Economía
Miércoles 05 de Abril de 2017

Procesaron a Cristina por asociación ilícita y le embargaron $ 130 millones

Lo dispuso el juez Bonadio en la causa Los Sauces. La medida alcanza también a su hijos Máximo y Florencia, Lázaro Báez y Cristóbal López

familia. Según el juez, los Kirchner utilizaron la firma Los Sauces para recibir "retornos" de empresarios amigos beneficiados con la obra pública.

Procesaron a Cristina por asociación ilícita y le embargaron $ 130 millones

La ex presidenta Cristina Fernández de Kirchner recibió ayer su tercer procesamiento, esta vez junto a sus hijos Máximo y Florencia Kirchner, al ser considerados jefes de una asociación ilícita que lavó activos a través de la empresa familiar Los Sauces, que le alquiló propiedades a empresarios afines como el detenido Lázaro Báez y Cristóbal López.

Fue el juez federal Claudio Bonadio el que dictó los procesamientos sin prisión preventiva, embargó a la ex presidenta y a Máximo —diputado nacional— en 130 millones de pesos cada uno y les prohibió salir del país, como a los otros consortes de causa.

La extensa nómina de procesados incluye a los empresarios kirchneristas López, a su socio, Fabián de Souza; a Lázaro Báez, a tres de los cuatro hijos de éste, a Romina Mercado (sobrina de la ex presidenta) y a Osvaldo Sanfelice, socio de Máximo.

El Código Penal contempla penas de cinco a diez años de reclusión para quien sea hallado culpable de ser jefe u organizador de una asociación ilícita.

Bonadio ya había dictado el primer procesamiento de Cristina por la causa "dólar futuro", ya elevada a juicio.
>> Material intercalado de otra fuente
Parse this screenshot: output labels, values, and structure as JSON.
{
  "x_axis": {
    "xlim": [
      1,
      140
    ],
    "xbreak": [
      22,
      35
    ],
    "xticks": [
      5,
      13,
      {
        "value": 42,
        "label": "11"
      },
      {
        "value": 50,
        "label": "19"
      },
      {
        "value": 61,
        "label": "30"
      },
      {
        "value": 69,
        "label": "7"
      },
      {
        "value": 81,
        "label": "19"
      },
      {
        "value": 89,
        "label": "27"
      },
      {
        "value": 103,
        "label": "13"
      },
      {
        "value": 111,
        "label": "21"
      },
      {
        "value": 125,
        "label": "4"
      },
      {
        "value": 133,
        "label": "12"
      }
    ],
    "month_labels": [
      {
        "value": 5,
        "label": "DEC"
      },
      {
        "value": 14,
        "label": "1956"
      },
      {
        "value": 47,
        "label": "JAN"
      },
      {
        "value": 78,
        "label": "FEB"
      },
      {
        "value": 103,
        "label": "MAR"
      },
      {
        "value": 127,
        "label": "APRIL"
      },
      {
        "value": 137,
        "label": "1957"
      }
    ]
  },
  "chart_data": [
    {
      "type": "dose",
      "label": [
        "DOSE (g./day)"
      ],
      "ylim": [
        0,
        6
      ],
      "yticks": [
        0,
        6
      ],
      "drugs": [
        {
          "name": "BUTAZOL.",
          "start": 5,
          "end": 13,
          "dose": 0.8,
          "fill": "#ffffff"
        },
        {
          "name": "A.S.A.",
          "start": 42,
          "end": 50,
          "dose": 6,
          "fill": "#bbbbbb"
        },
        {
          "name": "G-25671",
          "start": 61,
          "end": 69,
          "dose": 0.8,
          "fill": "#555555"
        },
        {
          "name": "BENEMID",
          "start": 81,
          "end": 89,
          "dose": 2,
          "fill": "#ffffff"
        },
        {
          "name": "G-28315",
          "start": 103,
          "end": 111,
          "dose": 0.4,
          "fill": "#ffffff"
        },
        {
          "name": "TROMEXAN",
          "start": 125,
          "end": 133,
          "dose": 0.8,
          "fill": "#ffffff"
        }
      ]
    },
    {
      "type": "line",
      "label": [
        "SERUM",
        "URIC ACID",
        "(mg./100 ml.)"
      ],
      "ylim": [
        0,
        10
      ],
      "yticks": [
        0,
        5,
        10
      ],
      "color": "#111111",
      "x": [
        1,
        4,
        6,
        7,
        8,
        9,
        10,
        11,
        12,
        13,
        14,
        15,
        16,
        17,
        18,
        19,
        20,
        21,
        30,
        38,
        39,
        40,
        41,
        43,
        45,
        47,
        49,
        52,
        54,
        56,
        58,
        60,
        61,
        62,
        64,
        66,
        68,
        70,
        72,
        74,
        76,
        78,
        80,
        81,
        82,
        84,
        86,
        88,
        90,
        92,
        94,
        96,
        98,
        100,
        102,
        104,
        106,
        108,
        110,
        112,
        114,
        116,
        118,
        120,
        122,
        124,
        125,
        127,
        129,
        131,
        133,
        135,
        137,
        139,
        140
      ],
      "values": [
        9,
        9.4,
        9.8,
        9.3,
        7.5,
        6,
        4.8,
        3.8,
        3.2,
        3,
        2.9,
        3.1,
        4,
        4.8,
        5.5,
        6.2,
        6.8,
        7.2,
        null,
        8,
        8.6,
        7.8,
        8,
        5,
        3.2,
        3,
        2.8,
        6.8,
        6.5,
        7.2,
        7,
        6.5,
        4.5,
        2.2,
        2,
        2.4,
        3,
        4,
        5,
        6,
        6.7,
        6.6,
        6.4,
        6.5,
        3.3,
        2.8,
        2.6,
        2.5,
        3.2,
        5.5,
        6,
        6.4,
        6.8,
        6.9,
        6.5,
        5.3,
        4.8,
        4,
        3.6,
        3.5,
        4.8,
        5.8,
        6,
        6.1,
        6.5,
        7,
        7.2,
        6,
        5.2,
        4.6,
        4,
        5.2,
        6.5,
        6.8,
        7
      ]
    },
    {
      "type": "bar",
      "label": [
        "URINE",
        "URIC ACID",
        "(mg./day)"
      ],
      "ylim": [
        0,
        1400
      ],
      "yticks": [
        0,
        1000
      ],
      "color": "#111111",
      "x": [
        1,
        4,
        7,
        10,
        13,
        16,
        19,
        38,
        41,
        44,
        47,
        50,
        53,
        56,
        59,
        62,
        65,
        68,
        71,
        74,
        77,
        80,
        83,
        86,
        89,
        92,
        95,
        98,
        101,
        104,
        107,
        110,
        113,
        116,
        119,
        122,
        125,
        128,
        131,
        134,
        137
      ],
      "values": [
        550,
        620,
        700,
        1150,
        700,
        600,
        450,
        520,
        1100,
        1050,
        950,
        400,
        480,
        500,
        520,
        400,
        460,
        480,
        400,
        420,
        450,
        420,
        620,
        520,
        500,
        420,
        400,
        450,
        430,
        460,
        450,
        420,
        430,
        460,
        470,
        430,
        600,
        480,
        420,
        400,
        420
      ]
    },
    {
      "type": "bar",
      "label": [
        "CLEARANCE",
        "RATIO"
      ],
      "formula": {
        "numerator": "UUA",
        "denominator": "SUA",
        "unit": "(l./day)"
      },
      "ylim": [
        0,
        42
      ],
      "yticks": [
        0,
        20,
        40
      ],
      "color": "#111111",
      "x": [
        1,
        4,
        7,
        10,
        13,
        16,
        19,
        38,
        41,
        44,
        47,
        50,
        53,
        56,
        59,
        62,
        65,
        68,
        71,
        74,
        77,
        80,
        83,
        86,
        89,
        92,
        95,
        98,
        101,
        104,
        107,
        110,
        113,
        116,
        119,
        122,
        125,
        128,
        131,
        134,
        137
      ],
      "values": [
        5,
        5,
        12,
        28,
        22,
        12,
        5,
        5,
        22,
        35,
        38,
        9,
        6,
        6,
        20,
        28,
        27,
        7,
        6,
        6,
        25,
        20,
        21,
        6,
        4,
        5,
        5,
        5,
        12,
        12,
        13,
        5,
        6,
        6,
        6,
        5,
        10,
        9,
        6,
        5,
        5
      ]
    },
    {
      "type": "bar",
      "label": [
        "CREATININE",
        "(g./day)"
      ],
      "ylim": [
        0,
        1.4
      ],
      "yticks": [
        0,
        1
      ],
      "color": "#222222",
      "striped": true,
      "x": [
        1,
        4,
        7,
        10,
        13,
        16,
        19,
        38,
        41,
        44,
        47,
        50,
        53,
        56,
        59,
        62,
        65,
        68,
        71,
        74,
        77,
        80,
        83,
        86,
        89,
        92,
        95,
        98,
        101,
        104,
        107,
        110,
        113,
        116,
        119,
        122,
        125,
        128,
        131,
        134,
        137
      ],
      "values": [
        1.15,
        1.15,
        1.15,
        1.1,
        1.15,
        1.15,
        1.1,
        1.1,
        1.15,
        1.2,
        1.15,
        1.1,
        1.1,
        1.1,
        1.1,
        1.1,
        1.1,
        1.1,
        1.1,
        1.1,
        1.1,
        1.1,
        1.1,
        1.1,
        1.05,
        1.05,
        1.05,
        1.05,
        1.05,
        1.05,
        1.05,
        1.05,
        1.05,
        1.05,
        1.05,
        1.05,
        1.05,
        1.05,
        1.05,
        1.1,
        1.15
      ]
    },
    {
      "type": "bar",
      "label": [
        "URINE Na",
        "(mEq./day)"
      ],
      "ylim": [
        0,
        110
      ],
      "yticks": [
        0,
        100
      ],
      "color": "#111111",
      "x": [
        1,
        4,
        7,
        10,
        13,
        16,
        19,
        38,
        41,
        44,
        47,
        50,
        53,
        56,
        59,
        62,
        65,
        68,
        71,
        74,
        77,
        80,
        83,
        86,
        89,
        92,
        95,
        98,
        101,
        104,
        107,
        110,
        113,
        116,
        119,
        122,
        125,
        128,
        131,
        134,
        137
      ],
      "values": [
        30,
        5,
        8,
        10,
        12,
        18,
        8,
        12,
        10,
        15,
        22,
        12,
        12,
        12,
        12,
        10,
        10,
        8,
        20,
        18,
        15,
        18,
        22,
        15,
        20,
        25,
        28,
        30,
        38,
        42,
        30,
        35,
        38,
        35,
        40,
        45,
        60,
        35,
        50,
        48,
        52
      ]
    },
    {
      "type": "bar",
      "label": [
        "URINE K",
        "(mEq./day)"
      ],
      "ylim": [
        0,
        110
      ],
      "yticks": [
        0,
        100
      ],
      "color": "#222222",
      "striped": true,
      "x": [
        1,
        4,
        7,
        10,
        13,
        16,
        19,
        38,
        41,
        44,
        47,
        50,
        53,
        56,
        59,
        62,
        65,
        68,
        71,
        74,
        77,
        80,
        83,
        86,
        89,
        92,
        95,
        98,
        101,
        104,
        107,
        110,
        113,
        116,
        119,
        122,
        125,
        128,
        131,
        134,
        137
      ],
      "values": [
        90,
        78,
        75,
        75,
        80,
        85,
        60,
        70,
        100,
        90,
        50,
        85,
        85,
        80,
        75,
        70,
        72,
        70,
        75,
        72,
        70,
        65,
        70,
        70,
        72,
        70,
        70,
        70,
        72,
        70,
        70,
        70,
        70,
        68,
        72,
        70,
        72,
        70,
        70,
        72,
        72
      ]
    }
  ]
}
En diciembre la ex presidenta recibió su segundo procesamiento, dictado en este caso por el juez Julián Ercolini, en la causa que investiga la concesión de obra publica a Lázaro Báez.

Ercolini sustancia esta investigación como una arista de la causa por asociación ilícita que denunció la diputada Elisa Carrió en 2008; allí también se analiza, como una pata más, el expediente "Hotesur", por el alquiler de habitaciones en los hoteles de la familia Kirchner al detenido Báez.

Precisamente, Bonadio dictó los procesamientos y millonarios embargos y decidió declararse incompetente con el fin de derivar el caso a Ercolini por conexidad.

"Bonadío, desde las dependencias del Poder Ejecutivo en Comodoro Py —y a quien Mauricio Macri obviamente no considera mafioso— dicta el segundo procesamiento por asociación ilícita contra CFK, y ahora —como la situación económica empeora— le agrega a hijos, escribanos, contadores, y al mismo tiempo y en la misma resolución donde ordena los procesamientos, Bonadío se declara incompetente!!", escribió la ex presidenta en una saga de tuits (ver aparte).

Según el fallo, de casi 400 páginas, "la imputada Fernández, después que se otorgaran con anterioridad o posterioridad las concesiones de obra pública o juego desde el Poder Ejecutivo nacional, del cual era su más alto representante, al igual que el otro socio, Néstor Carlos Kirchner —ya fallecido—, se firmaban los contratos de alquiler de las propiedades de Los Sauces SA a fin de retornar el dinero como contraprestación de esas concesiones".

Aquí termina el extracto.